Question écrite n° 01188 de M. Roland Courteau (Aude - SOC)

publiée dans le JO Sénat du 11/08/1988 - page 904

M. Roland Courteau attire l'attention de M. le secrétaire d'Etat auprès du ministre de la solidarité, de la santé et de la protection sociale, chargé des handicapés et des accidentés de la vie, sur les conséquences qu'ont, depuis le 1er juin 1987, les conditions restrictives d'attribution de la prime de déménagement. Ainsi, il lui expose que, d'après de nombreux responsables d'associations d'handicapés, il est pratiquement impossible à un handicapé de pouvoir déménager, ou alors moyennant de gros sacrifices financiers. En effet, si un handicapé ne perçoit que 2 700 francs par mois, il ne peut que difficilement faire face aux charges d'un déménagement exécuté par un professionnel. Le coût d'un tel déménagement étant en effet entre 3 800 francs et 4 800 francs. En conséquence, ces personnes défavorisées sont bien souvent obligées de demeurer dans des logements, en général inadaptés à leur handicap. Il lui demande s'il envisage de prendre toute mesure permettant lerétablissement de la prime de déménagement pour les personnes handicapées.

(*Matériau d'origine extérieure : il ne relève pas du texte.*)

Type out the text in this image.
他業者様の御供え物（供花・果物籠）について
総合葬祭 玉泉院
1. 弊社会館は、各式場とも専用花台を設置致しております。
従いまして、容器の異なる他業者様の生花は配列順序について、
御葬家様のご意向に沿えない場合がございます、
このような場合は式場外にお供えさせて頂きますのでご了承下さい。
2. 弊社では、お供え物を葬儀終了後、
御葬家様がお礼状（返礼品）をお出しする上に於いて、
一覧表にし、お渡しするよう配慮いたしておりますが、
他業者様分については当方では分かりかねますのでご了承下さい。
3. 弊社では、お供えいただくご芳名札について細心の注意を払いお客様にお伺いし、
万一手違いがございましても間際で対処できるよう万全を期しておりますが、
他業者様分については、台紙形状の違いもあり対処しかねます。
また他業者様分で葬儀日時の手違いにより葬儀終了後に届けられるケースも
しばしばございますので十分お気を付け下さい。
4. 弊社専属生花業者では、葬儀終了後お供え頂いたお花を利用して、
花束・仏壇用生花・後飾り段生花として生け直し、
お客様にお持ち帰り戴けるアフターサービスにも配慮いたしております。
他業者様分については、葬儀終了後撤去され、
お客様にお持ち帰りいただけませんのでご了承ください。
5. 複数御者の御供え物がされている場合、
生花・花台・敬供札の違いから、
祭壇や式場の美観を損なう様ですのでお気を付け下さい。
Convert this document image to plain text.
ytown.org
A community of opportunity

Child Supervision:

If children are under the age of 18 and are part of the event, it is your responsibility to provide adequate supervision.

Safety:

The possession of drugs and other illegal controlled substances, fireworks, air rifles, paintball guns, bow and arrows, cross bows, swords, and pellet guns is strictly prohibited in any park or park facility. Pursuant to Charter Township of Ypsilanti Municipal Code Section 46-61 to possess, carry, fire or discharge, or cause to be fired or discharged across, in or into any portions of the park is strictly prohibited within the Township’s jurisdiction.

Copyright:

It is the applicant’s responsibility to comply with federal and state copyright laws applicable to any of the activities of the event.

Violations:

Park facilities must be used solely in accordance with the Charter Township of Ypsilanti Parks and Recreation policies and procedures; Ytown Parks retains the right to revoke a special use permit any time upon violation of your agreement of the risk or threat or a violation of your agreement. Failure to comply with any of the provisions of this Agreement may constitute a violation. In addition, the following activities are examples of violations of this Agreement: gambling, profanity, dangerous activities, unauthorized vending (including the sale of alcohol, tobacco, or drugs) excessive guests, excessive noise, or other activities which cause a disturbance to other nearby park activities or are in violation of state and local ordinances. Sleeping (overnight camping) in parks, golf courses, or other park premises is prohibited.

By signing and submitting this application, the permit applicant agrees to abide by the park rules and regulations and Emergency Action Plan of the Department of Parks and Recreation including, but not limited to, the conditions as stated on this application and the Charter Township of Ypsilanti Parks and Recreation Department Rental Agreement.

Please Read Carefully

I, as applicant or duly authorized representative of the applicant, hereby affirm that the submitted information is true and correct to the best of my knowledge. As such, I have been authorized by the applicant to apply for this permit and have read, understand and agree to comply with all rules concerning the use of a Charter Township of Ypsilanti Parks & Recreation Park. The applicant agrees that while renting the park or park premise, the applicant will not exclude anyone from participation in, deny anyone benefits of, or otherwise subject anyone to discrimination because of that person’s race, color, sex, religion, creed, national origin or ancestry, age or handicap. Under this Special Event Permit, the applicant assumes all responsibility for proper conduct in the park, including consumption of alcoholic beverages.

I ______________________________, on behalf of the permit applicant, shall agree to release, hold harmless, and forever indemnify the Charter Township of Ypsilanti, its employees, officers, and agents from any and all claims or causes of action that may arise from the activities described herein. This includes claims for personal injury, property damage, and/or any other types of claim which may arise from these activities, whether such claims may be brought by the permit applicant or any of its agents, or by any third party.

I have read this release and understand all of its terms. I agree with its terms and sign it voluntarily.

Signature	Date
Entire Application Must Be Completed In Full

Réponse du ministère : Handicapés

publiée dans le JO Sénat du 09/02/1989 - page 233

Réponse. - Il est exact que, depuis le 1er juin 1987, le droit à la prime de déménagement est limité aux familles déménageant à l'occasion d'une naissance de rang trois ou plus. Toutefois, les caisses d'allocations familiales peuvent, par leurs différentes actions, aider à l'amélioration de l'habitat des personnes handicapées, en leur attribuant des subventions destinées à l'adaptation et à l'accessibilité des logements. L'article 54 de la loi d'orientation en faveur des personnes handicapées du 30 juin 1975 a prévu que des aides personnelles aux personnes handicapées, notamment en matière d'adaptation du logement, peuvent être prises en charge au titre de l'action sanitaire et sociale des caisses gestionnaires de l'allocation aux adultes handicapés. Dans ce cadre, les caisses d'allocations familiales sont autorisées à attribuer des prêts pour l'amélioration de l'habitat, destinés à permettre l'adaptation des logements aux besoins des familles. Les conditions et les modalités d'attribution de ces prêts sont définies dans les règlements intérieurs d'action sociale de chaque organisme. Par ailleurs, dans le cadre de la politique menée en direction des personnes handicapées, un grand nombre d'actions visent à améliorer les conditions de vie quotidienne de ces personnes particulièrement par la mise en place de service d'auxiliaires de vie permettant le maintien à domicile des personnes handicapées ayant besoin de l'aide d'une tierce personne (avec exonération possible des charges sociales). Enfin, le conseil d'administration de la caisse nationale d'assurance maladie a décidé de réinscrire pour 1988 un crédit de 11,1 M.F. au budget du fonds national d'action sanitaire et social pour favoriser le retour au foyer et la réinsertion des personnes handicapées après une hospitalisation prolongée, les formes d'action devant se situer essentiellement dans les domaines du logement et des aides techniques : frais d'installation, aides en matériel pour handicapés. Il n'est pas envisagé pour l'instant de rétablir la prime de déménagement au profit des personnes handicapées. Toutefois, l'ensemble de ces mesures qui concourent à faciliter la vie quotidienne des handicapés est de nature à répondre aux préoccupations exprimées par l'honorable parlementaire.